Abstract

As public power is increasingly exercised in structures of global governance, principles of domestic law and politics are extended to the global level, with serious repercussions for the structure of international law. Yet, as this article seeks to show for the emerging global administrative law, this extension is often problematic. Using administrative law mechanisms to enhance the accountability of global regulation faces the problem of fundamental contestation over the question of to whom global governance should be accountable. National, international and cosmopolitan constituencies are competing for primacy, and this results in an often disorderly interplay of accountability mechanisms at different levels and in different regimes.

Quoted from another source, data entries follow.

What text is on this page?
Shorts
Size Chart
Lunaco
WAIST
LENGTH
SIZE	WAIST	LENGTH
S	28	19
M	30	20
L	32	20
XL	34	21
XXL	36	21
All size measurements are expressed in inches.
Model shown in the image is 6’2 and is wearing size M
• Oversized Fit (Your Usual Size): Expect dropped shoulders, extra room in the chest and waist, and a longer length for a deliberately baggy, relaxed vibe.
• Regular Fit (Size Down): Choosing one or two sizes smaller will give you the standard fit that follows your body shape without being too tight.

This pluralist structure, based on pragmatic accommodation rather than clear decisions, strongly contrasts with the ideals of coherence and unity in modern constitutionalism and domestic administrative law. However, given the structure of global society, it is likely to endure and it is also normatively preferable to alternative, constitutionalist approaches. It helps avoid the friction that may result from a federal-type distribution of powers and the practical problems of a consociational order, and by denying all constituencies primacy it reflects the legitimacy deficits of each of them. Mirroring divergent views on the right scope of the political order, it also respects everybody's equal right to political participation. A pluralist global administrative law thus presents an alternative to problematic domestic models for ensuring accountability in the circumstances of global governance.